Ich habe diverse Radios mittels einer fast blinden EM bestückt und durch die Kaskade dort wieder eine brauchbare Anzeige- und Leuchtkraft erzielen können; darunter auch eine EM4, die in einem Saba Villingen W2 von 1952 steckt.
Es ist ja leider oft so, dass das Abgreifen der Spannung am Ladekondensator zu wenig bringt, wenn die Röhre bereits recht dunkel geworden ist. Andererseits erzeugen viele Kaskadenschaltungen rund 550 Volt am Schirm der EM, was m.E. deutlich jenseits von Gut und Böse ist. Zudem nimmt die Regelfähigkeit der Anzeige mit steigender Spannung ab, wie hier schon ausgeführt wurde.

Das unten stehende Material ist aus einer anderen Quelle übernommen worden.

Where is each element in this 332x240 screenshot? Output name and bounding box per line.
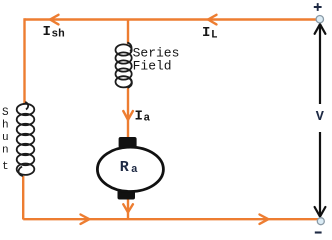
wire: middle branch (series field to armature top brush) (127, 87, 129, 140)
wire: top horizontal (25, 18, 317, 20)
arrow Ish (left-pointing on top wire) (50, 15, 59, 25)
armature: bottom brush (118, 190, 136, 200)
armature: top brush (119, 137, 137, 148)
coil: series field L1 (116, 43, 132, 88)
V source line lower segment with down arrow (319, 132, 321, 217)
arrow IL (left-pointing on top wire) (208, 15, 217, 25)
armature circle Ra (97, 147, 163, 191)
label + (314, 3, 322, 11)
label - (315, 231, 322, 233)
svg-text:h: h (2, 120, 9, 132)
wire: left vertical lower (from shunt coil) (22, 176, 24, 220)
svg-text:Field: Field (133, 59, 172, 74)
wire: middle branch lower (armature bottom brush to bottom wire) (127, 198, 129, 219)
svg-text:I: I (135, 109, 143, 125)
arrow (down-pointing, below armature) (123, 204, 133, 212)
terminal node + (top right) (316, 16, 323, 23)
svg-text:sh: sh (52, 29, 65, 41)
svg-text:S: S (2, 107, 9, 119)
wire: bottom horizontal (23, 218, 318, 220)
wire: middle branch upper (top wire to series field) (127, 20, 129, 45)
svg-text:n: n (2, 145, 9, 157)
svg-text:t: t (2, 161, 9, 173)
terminal node - (bottom right) (317, 218, 324, 225)
svg-text:a: a (144, 113, 151, 125)
svg-text:L: L (211, 30, 218, 42)
svg-text:I: I (202, 25, 210, 41)
coil: shunt field L2 (17, 102, 35, 176)
wire: left vertical upper (to shunt coil) (23, 18, 25, 103)
arrow (right-pointing on bottom wire, left) (81, 215, 90, 224)
arrow (right-pointing on bottom wire, right) (260, 215, 269, 224)
svg-text:I: I (43, 24, 51, 40)
V source line upper segment with up arrow (319, 24, 321, 104)
svg-text:R: R (120, 159, 129, 176)
svg-text:a: a (131, 164, 138, 176)
svg-text:u: u (2, 132, 9, 144)
arrow Ia (down-pointing on middle branch) (123, 111, 133, 120)
svg-text:V: V (316, 110, 325, 125)
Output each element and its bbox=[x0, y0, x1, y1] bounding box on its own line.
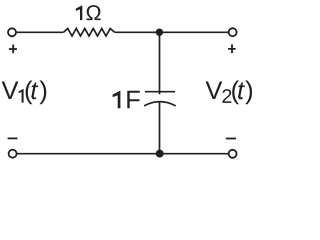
label V2(t): V bbox=[206, 81, 223, 99]
wire bottom bbox=[17, 153, 228, 155]
label V2(t): subscript 2 bbox=[222, 89, 231, 103]
plus sign left bbox=[9, 45, 17, 54]
plus sign right bbox=[228, 44, 236, 53]
label V1(t): close paren bbox=[40, 81, 47, 105]
wire capacitor top lead bbox=[159, 32, 161, 94]
label 1F: digit 1 bbox=[113, 91, 121, 109]
label V1(t): V bbox=[2, 81, 19, 99]
terminal bottom-right bbox=[229, 150, 237, 158]
label V2(t): italic t bbox=[238, 83, 245, 100]
node junction bottom bbox=[156, 150, 164, 158]
resistor R 1-ohm zigzag bbox=[64, 29, 115, 37]
label 1F: F bbox=[127, 91, 139, 109]
label V2(t): close paren bbox=[245, 81, 252, 105]
label V2(t): open paren bbox=[232, 81, 239, 105]
terminal bottom-left bbox=[9, 150, 17, 158]
label 1-ohm: digit 1 bbox=[76, 5, 83, 20]
node junction top bbox=[156, 29, 163, 36]
terminal top-left bbox=[8, 28, 16, 36]
wire top-left lead bbox=[17, 31, 64, 33]
wire capacitor bottom lead bbox=[159, 102, 161, 154]
label V1(t): open paren bbox=[26, 81, 33, 105]
label 1-ohm: omega bbox=[86, 5, 100, 20]
terminal top-right bbox=[229, 28, 237, 36]
capacitor C1 top plate bbox=[145, 91, 175, 93]
capacitor C1 curved plate bbox=[144, 102, 176, 106]
label V1(t): italic t bbox=[31, 83, 38, 100]
label V1(t): subscript 1 bbox=[19, 89, 24, 103]
minus sign left bbox=[8, 137, 18, 139]
wire top-right lead bbox=[115, 31, 228, 33]
minus sign right bbox=[226, 138, 236, 140]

Meine "Schmerzgrenze" liegt bei 420 Volt Schirmspannung. Es ist vor allem auch zu beachten, dass es auf Grund sehr hoher Spannung zu Überschlägen an der Fassung der Röhre kommen kann.
Mein Erfahrungswert: Massiv gearbeitete Fassungen aus Bakelit (schwarz) sind in der Regel unkritisch, d.h. Deine EM4 sollte eine solche Fassung besitzen. Kritisch sind dagegen manche Fassungen, die z.B. für die EM34 Anwendung fanden. Diese bestehen aus dünnem Pertinax; ich schließe nicht aus, dass sich Brandnester zwischen Polen bilden könnten. In meinem Grundig 4097 habe ich die Originalfassung daher vorsorglich gegen ein materialseitig vertrauenserweckenderes Exemplar ersetzt.

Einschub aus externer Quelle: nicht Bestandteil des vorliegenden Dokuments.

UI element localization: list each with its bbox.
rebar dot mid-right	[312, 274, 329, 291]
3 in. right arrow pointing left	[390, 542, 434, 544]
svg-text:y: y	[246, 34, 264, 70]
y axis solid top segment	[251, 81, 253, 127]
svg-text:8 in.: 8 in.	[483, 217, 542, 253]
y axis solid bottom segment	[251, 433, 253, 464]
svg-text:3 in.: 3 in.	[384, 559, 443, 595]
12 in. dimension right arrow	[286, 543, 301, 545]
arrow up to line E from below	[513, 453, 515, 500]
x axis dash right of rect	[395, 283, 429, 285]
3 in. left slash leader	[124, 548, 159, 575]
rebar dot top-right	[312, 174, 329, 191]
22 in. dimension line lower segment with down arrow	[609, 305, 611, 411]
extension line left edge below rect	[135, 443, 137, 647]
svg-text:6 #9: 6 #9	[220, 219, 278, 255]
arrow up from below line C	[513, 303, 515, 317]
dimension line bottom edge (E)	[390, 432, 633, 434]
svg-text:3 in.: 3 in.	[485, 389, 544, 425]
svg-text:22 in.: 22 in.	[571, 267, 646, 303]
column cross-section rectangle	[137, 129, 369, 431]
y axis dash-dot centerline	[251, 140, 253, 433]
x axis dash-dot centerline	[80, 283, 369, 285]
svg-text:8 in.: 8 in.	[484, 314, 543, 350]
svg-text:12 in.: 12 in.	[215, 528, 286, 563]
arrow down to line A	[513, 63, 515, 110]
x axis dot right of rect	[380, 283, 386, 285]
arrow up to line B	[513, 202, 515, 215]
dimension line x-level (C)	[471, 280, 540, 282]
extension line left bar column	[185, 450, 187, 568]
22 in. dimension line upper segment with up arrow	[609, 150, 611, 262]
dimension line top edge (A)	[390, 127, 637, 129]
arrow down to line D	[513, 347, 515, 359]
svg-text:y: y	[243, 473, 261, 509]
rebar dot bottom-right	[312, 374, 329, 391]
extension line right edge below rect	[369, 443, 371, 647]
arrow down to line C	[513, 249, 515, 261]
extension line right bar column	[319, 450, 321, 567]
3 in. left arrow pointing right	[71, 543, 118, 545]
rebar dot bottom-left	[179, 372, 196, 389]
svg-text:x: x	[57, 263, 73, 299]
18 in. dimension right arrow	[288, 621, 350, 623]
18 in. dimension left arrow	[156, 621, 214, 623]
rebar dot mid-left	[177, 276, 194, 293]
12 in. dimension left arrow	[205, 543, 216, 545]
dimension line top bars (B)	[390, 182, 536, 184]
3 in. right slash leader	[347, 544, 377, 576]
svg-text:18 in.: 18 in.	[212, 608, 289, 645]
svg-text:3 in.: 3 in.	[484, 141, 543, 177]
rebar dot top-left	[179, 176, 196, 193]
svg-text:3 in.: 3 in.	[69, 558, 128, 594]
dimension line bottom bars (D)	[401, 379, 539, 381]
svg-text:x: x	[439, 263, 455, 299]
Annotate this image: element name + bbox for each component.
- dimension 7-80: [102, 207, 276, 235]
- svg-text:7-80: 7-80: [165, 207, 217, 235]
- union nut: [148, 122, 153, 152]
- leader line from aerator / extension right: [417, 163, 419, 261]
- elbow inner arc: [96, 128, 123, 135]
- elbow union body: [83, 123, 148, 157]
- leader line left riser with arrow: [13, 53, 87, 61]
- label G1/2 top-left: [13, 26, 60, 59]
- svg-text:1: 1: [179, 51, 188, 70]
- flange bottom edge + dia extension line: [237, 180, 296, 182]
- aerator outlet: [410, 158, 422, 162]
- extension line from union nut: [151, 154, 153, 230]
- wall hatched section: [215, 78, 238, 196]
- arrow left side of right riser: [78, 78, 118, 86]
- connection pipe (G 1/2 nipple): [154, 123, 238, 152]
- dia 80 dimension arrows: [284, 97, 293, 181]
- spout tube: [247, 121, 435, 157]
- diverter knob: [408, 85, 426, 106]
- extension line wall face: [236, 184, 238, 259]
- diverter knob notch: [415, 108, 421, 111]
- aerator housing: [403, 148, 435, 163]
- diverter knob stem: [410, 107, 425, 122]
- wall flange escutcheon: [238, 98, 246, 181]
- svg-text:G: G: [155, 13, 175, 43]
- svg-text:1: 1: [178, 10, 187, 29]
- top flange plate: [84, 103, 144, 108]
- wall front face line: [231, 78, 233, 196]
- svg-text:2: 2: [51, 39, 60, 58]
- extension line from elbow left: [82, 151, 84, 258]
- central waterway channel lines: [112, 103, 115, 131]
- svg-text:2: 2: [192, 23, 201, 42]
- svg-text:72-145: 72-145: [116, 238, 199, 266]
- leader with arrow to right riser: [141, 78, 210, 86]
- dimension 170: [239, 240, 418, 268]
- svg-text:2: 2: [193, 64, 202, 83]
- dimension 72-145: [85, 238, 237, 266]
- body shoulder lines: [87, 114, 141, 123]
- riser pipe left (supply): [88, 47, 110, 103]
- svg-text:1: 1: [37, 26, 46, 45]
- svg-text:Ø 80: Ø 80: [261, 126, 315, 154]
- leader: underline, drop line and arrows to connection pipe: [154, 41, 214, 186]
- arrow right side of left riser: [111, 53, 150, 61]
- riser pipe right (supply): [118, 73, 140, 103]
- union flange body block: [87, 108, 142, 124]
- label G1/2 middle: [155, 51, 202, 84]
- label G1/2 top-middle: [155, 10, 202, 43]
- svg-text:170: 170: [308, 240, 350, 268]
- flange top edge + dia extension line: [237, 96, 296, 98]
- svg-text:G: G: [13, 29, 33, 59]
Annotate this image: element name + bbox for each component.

Die von mir verbauten Kaskaden werden daher im Ausgang durch einen Widerstand ergänzt, der die Maximalspannung herunterregelt. 30 k - 100k sind hier der Wert, mit dem man experimentieren kann.

Fazit: man kann mit Kaskaden ganz gute Ergebnisse erzielen, es bleibt aber eine Einzelfallbetrachtung. Das Thema ist in Radioforen umstritten. Unstrittig ist, dass sich die Kaskade dort empfiehlt, wo man es einer schon sehr blinden Röhre zu tun hat.

k.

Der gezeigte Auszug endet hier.